Ce n’est pas une insulte de dire que vous marquez peu. Pourtant, après votre doublé à La Rochelle contre Lyon en octobre, vous en avez inscrit un autre avec les Bleus contre le Japon. Une nouvelle vocation ?
Je ne le prends pas mal : c’est sûr que c’était un peu inattendu (sourire). Quand on regarde les dernières saisons, je ne suis pas un grand buteur. Mais quand les opportunités se présentent, je les saisis.
Ne vous êtes-vous pas surpris en vous levant après votre deuxième essai ?
Complètement. Après, ce furent encore deux tentatives de « hoquet » : je n’ai pas fait de gros vols au-delà de 40 mètres. A chaque fois, c’est le résultat de deux petites pioches et c’est parti sans grand rythme. Mais c’est encore deux essais. Mes parents étaient là, ils étaient super contents (sourire).
Côté émotions, comment avez-vous vécu cette sélection ?
C’était particulier puisque je suis revenu prématurément grâce ou à cause de Thibaud Flament qui s’est blessé à la crête iliaque. Cela m’a presque permis d’avoir le même temps de jeu que si j’avais débuté comme titulaire. Ces deux tentatives furent la cerise sur le gâteau.
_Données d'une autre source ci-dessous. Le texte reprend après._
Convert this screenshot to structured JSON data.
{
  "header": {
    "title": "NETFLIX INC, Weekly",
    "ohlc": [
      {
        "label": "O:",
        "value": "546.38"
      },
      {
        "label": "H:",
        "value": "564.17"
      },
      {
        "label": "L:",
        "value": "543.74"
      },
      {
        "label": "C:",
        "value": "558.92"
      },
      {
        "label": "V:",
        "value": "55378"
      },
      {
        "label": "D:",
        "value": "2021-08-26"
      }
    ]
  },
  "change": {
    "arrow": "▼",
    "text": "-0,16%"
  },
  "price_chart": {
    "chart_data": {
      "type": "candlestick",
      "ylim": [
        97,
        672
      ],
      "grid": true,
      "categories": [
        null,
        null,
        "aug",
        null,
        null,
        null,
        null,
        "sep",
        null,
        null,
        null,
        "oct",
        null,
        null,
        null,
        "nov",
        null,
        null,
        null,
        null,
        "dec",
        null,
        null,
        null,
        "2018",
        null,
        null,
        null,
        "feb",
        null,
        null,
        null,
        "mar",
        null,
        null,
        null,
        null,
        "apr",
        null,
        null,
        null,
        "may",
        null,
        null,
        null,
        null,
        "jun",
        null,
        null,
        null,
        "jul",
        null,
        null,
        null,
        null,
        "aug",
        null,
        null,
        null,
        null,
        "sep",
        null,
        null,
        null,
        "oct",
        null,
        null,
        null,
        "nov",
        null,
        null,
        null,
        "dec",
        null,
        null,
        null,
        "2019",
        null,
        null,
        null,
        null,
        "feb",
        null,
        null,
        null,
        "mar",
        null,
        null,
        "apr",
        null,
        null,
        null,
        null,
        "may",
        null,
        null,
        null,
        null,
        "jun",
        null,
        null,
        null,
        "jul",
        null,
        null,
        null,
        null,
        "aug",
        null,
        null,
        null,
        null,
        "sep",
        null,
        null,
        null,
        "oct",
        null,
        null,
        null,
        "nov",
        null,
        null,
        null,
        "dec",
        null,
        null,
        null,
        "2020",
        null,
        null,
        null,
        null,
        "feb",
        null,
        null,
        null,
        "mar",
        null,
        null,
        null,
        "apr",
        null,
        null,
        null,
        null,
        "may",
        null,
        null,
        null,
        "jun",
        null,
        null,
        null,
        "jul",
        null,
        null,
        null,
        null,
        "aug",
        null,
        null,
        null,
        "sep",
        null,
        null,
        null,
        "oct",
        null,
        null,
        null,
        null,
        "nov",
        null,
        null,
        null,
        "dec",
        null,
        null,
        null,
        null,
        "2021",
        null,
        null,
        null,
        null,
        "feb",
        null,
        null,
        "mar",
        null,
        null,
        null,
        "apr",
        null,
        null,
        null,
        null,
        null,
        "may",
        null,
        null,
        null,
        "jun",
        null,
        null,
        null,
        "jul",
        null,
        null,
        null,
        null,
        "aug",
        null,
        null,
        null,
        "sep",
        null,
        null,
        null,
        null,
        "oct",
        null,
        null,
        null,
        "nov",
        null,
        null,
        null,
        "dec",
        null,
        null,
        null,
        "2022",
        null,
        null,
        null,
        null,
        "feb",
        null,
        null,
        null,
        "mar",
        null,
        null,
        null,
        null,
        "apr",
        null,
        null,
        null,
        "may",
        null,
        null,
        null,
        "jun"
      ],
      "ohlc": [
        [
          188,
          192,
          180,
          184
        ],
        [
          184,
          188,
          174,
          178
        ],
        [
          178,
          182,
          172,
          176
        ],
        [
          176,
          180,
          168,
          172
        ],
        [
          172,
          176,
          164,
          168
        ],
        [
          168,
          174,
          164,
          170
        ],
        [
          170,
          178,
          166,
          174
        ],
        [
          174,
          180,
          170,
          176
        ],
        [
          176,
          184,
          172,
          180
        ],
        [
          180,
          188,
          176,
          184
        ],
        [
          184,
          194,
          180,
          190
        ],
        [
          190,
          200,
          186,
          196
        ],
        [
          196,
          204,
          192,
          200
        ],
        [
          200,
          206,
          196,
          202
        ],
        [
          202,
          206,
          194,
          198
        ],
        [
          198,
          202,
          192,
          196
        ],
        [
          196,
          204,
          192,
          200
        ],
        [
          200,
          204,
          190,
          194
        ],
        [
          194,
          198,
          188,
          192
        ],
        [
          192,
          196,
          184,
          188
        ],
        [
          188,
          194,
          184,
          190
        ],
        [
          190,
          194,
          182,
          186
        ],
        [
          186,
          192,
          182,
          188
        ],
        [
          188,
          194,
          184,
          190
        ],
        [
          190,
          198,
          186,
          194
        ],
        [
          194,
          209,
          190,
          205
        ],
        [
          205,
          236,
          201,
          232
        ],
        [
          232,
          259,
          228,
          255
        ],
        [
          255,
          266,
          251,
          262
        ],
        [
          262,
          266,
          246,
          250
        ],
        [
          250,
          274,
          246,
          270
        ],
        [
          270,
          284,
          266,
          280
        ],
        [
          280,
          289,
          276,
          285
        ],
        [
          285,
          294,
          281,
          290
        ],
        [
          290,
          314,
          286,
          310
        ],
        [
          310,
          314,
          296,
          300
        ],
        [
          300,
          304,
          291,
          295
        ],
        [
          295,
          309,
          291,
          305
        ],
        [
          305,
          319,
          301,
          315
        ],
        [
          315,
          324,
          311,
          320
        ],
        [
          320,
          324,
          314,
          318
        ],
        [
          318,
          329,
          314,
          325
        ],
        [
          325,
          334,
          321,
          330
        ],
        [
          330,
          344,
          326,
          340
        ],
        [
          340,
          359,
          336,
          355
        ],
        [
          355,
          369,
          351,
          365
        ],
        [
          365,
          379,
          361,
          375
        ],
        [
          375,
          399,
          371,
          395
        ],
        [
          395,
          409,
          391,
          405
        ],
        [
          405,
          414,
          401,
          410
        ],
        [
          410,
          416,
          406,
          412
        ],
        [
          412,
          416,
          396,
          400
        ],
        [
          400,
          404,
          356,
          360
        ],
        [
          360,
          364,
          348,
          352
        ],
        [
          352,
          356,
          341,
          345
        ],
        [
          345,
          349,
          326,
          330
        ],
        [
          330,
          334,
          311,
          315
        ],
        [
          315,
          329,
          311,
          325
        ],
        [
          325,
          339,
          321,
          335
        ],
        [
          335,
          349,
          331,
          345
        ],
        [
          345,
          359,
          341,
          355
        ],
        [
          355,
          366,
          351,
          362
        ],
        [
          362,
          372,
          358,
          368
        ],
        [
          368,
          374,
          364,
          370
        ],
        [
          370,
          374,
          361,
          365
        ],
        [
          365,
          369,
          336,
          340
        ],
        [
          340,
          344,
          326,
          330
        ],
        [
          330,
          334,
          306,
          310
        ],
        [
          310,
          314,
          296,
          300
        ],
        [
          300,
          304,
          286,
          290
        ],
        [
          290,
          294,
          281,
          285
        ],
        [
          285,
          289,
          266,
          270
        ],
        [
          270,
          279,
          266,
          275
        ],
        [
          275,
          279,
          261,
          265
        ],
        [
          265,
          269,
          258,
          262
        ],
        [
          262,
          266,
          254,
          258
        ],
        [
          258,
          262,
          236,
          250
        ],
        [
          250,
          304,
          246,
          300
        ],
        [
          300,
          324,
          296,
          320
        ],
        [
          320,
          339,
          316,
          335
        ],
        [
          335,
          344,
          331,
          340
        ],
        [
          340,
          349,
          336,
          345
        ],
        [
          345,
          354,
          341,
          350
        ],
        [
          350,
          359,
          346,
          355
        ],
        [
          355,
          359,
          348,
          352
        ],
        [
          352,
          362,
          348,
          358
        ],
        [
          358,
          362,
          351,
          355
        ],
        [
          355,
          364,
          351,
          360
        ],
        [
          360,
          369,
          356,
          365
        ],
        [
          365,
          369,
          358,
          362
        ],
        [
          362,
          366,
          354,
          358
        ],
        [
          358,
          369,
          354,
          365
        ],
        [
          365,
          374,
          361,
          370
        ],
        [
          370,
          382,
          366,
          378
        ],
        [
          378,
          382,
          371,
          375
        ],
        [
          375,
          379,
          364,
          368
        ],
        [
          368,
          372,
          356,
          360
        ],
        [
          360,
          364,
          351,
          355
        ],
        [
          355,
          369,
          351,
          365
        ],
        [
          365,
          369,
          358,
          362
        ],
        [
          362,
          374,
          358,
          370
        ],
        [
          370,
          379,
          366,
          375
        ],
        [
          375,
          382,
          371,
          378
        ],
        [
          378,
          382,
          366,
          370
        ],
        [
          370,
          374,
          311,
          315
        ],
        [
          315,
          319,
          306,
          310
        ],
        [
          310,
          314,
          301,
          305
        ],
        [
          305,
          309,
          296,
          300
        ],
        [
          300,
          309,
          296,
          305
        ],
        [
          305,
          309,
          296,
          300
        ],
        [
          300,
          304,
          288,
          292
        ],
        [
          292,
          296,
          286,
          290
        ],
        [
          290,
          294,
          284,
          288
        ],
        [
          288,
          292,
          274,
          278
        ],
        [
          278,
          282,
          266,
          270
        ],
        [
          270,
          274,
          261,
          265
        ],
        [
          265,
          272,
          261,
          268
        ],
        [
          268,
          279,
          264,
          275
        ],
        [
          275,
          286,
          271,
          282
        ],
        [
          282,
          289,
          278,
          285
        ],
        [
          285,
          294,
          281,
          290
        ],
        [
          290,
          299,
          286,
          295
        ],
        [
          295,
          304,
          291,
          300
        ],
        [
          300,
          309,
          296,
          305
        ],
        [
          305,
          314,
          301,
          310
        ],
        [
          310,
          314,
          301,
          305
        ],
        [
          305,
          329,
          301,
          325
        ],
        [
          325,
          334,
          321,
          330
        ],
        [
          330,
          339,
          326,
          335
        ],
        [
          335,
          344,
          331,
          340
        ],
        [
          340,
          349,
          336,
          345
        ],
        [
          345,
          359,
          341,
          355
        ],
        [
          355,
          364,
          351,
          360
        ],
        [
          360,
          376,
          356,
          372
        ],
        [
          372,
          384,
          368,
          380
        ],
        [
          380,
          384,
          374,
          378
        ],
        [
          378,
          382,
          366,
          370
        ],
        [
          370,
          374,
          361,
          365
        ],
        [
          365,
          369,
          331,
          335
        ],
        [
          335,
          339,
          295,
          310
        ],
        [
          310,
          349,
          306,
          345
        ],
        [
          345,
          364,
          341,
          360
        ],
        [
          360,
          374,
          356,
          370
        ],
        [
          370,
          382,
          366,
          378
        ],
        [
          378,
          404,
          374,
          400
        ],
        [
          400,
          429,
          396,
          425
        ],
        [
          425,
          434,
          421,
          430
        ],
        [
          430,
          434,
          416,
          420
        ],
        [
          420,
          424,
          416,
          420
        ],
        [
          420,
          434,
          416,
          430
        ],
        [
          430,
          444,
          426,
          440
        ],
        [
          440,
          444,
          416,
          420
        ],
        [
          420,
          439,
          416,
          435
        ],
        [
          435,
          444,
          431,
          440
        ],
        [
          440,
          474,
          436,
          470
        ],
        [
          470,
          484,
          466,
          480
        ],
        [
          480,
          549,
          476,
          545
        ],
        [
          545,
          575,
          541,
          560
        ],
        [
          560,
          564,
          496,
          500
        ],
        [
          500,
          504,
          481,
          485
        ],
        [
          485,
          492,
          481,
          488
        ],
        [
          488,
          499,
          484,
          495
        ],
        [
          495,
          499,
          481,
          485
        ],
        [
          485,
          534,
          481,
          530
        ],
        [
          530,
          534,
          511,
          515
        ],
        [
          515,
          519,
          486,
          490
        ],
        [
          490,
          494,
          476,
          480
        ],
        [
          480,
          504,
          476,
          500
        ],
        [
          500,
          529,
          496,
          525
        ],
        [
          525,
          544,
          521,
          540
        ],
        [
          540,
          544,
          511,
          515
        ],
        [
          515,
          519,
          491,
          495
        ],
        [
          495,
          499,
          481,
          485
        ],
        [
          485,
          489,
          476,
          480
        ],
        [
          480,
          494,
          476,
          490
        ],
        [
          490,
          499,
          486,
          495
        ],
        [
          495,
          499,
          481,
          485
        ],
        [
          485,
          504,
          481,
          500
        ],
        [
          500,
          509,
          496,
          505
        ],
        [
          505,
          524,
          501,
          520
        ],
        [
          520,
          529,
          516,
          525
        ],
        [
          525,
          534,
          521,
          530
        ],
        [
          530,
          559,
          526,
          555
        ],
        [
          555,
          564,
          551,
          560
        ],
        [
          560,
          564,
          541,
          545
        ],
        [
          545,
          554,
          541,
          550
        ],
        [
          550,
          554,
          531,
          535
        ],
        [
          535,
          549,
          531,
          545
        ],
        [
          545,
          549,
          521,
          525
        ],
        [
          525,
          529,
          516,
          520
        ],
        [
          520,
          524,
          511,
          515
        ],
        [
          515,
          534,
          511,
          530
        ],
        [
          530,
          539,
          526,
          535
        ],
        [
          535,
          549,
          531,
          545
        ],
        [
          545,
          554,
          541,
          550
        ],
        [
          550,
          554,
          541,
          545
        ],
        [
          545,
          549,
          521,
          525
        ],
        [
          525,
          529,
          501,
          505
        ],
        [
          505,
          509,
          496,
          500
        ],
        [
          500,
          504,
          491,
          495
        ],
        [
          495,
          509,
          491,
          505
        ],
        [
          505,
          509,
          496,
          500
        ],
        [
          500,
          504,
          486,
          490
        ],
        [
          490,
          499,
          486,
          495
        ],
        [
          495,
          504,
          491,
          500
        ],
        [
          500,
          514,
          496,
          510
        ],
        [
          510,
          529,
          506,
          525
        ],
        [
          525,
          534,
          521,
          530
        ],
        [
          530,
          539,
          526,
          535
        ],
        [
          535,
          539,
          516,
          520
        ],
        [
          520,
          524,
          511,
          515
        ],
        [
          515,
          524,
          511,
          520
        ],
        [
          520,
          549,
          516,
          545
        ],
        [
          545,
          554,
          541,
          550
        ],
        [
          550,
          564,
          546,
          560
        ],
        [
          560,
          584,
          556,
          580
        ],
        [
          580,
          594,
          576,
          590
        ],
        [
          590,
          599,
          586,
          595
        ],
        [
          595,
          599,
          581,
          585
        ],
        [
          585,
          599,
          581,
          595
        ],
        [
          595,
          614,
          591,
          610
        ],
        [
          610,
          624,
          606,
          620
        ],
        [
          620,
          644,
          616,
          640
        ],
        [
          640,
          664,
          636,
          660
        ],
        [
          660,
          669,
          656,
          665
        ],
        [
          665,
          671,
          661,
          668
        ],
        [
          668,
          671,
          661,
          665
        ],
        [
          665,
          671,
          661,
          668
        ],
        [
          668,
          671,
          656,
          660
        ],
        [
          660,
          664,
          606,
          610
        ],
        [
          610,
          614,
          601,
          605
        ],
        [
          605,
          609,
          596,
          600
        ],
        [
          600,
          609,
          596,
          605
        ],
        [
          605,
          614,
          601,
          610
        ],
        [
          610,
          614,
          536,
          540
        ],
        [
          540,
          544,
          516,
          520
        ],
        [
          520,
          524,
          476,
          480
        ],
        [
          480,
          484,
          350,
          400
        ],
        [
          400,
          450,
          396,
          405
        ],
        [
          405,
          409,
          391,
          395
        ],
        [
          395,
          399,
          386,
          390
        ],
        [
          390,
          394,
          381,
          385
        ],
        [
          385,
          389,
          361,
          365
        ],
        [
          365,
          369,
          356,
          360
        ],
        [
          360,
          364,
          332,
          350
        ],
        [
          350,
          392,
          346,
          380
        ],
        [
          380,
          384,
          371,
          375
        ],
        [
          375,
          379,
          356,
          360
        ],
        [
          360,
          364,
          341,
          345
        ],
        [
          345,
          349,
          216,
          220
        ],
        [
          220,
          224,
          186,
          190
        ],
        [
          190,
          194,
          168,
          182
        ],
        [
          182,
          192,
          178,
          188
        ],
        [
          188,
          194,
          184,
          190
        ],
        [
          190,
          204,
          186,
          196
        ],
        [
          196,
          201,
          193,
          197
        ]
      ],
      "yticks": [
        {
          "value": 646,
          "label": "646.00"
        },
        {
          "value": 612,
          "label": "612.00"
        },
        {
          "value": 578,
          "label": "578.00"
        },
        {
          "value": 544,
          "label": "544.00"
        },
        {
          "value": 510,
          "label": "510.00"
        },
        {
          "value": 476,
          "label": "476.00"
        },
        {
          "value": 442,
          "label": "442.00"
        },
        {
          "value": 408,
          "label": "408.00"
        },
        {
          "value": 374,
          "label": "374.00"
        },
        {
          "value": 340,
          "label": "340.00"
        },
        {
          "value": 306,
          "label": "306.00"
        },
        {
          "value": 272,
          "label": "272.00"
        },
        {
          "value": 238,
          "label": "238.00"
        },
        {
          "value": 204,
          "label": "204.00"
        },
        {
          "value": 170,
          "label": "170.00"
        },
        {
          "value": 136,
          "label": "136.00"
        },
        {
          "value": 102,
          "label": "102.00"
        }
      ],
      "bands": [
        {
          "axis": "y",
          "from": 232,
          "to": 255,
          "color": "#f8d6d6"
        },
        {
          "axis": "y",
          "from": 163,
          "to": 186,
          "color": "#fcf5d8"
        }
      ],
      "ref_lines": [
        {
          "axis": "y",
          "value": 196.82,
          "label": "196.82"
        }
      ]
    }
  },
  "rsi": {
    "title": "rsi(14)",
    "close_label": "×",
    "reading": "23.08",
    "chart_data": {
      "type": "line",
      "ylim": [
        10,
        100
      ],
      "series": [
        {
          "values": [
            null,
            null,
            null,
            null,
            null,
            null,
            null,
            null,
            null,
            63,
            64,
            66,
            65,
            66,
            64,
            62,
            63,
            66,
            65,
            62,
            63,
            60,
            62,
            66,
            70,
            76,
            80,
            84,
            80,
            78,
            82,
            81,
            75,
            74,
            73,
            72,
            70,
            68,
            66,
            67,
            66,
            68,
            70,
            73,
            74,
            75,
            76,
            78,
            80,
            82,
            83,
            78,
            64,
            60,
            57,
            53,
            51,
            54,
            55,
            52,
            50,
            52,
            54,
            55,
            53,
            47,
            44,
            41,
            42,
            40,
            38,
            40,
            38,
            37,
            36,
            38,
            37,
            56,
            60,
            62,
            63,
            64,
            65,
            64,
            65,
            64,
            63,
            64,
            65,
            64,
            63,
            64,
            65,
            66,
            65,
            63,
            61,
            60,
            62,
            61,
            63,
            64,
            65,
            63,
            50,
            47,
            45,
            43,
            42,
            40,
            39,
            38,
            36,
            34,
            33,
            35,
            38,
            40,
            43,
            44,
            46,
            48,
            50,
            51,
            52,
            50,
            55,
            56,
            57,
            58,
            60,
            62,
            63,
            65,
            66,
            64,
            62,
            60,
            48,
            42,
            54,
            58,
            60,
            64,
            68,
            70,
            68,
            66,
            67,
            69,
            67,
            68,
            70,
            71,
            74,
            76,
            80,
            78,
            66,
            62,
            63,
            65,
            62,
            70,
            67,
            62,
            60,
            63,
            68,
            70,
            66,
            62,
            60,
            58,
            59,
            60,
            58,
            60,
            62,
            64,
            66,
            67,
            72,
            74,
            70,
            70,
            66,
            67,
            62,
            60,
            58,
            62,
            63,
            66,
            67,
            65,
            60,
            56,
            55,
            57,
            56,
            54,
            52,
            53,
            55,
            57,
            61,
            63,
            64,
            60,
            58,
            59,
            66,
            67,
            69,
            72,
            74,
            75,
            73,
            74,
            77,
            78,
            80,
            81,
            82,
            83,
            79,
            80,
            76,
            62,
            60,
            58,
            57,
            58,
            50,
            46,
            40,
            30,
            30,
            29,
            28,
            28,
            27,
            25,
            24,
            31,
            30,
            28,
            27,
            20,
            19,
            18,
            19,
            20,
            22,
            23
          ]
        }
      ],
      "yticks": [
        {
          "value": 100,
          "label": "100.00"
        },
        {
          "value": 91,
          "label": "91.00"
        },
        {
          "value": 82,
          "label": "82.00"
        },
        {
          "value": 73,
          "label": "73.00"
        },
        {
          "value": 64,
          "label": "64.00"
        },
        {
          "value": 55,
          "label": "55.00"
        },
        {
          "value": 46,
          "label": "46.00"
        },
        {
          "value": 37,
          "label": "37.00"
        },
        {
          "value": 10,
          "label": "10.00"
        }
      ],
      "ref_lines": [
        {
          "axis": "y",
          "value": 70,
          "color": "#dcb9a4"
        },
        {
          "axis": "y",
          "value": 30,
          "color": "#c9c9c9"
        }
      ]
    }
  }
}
Est-ce facile de rentrer à la maison si vite ?
Oui et non. On joue en équipe de France, au Stade de France : on n’attend qu’une chose, c’est de revenir. J’étais prêt à revenir à tout moment.
Vous avez souvent eu un rôle de doublure jusqu’à présent en équipe de France. La concurrence semble plus ouverte sur cette tournée. Comment abordez-vous cela ?
Il y a beaucoup de grands joueurs sur le troisième trio. C’est compliqué de trouver sa place parmi tout ce beau monde. Ce n’est jamais évident quand on voit les gars à nos côtés, avec ce qu’ils ont fait dans le passé et ce qu’ils continuent de produire aujourd’hui. Mais les dés ont peut-être été relancés cette fois. Alex (Roumat) a débuté, on avait aussi l’habitude de voir Antho (Jelonch) et Charles (Ollivon) sur la feuille : la composition a un peu changé. Mais chacun apporte la même énergie positive pour faire avancer le groupe.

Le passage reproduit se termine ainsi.